I read data from large CSV files, process it and load it into a SQLite database. Profiling suggests that 80% of my time is spent on I / O, and 20% processes input to prepare it for inserting the database. I accelerated the processing step with multiprocessing.Pool so that the I / O code never expected the next record. But this caused serious memory problems because the I / O step could not keep up with the workers.
The following toy example illustrates my problem:
#!/usr/bin/env python # 3.4.3 import time from multiprocessing import Pool def records(num=100): """Simulate generator getting data from large CSV files.""" for i in range(num): print('Reading record {0}'.format(i)) time.sleep(0.05) # getting raw data is fast yield i def process(rec): """Simulate processing of raw text into dicts.""" print('Processing {0}'.format(rec)) time.sleep(0.1) # processing takes a little time return rec def writer(records): """Simulate saving data to SQLite database.""" for r in records: time.sleep(0.3) # writing takes the longest print('Wrote {0}'.format(r)) if __name__ == "__main__": data = records(100) with Pool(2) as pool: writer(pool.imap_unordered(process, data, chunksize=5))
This code lags the records, which ultimately consume all the memory, because I cannot quickly save the data to disk. Run the code and you will notice that Pool.imap_unordered will consume all the data when the writer is on the 15th record or so. Now imagine that at the processing stage dictionaries of hundreds of millions of lines are produced, and you can understand why my memory is running out. Amdahl Law in action is possible.
What is the fix for this? I think I need some kind of buffer for Pool.imap_unordered , which reads: "When there are x-records that require insertion, they stop and wait until there are less than x before creating more." I should be able to get some speed improvement from preparing the next record while the last is saved.

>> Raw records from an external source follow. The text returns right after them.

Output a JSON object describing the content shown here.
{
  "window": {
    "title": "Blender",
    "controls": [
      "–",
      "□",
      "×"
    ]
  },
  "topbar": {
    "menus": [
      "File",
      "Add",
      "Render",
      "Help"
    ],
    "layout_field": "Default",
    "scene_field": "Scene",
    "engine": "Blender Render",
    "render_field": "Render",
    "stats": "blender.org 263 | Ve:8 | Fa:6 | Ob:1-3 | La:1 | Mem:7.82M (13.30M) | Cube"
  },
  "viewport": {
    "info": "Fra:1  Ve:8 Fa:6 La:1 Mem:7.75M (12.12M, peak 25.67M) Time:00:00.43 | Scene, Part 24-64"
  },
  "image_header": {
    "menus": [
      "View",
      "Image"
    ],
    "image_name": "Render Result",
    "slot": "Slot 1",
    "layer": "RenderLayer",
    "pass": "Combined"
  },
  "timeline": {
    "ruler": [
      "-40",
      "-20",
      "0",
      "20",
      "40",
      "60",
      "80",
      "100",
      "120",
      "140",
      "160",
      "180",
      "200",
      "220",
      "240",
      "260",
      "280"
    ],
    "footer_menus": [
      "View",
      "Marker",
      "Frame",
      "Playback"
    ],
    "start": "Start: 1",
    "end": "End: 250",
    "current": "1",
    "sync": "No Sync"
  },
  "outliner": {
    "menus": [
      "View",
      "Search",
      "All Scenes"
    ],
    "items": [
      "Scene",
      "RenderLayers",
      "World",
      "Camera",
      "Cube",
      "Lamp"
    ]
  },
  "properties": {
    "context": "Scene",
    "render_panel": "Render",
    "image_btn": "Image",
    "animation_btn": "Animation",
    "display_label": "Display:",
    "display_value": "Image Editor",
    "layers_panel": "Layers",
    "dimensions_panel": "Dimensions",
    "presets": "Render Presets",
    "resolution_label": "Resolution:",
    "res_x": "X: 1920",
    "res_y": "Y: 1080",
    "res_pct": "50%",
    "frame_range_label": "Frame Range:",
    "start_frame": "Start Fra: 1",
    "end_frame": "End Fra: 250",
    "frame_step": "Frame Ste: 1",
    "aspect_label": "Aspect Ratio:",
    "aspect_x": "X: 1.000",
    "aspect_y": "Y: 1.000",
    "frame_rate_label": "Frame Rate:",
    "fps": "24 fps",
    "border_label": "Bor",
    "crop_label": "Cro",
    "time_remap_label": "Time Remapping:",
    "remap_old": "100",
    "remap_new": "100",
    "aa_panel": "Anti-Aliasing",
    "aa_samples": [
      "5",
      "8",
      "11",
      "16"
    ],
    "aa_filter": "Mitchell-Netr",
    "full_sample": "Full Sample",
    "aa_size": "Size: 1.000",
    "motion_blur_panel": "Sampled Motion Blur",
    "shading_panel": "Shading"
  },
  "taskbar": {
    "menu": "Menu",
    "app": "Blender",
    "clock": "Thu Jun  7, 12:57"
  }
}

I tried using NuMap from the papy module (which I modified to work with Python 3) to do just that, but it was not faster. In fact, it was worse than running the program sequentially; NuMap uses two threads plus several processes.
The bulk import functions of SQLite are probably not suitable for my task, because the data requires significant processing and normalization.
I have about 85G of compressed text to process. I am open to other database technologies, but I chose SQLite for ease of use and because it is a one-time read-multitask task in which only 3 or 4 people will use the resulting database after everything is loaded.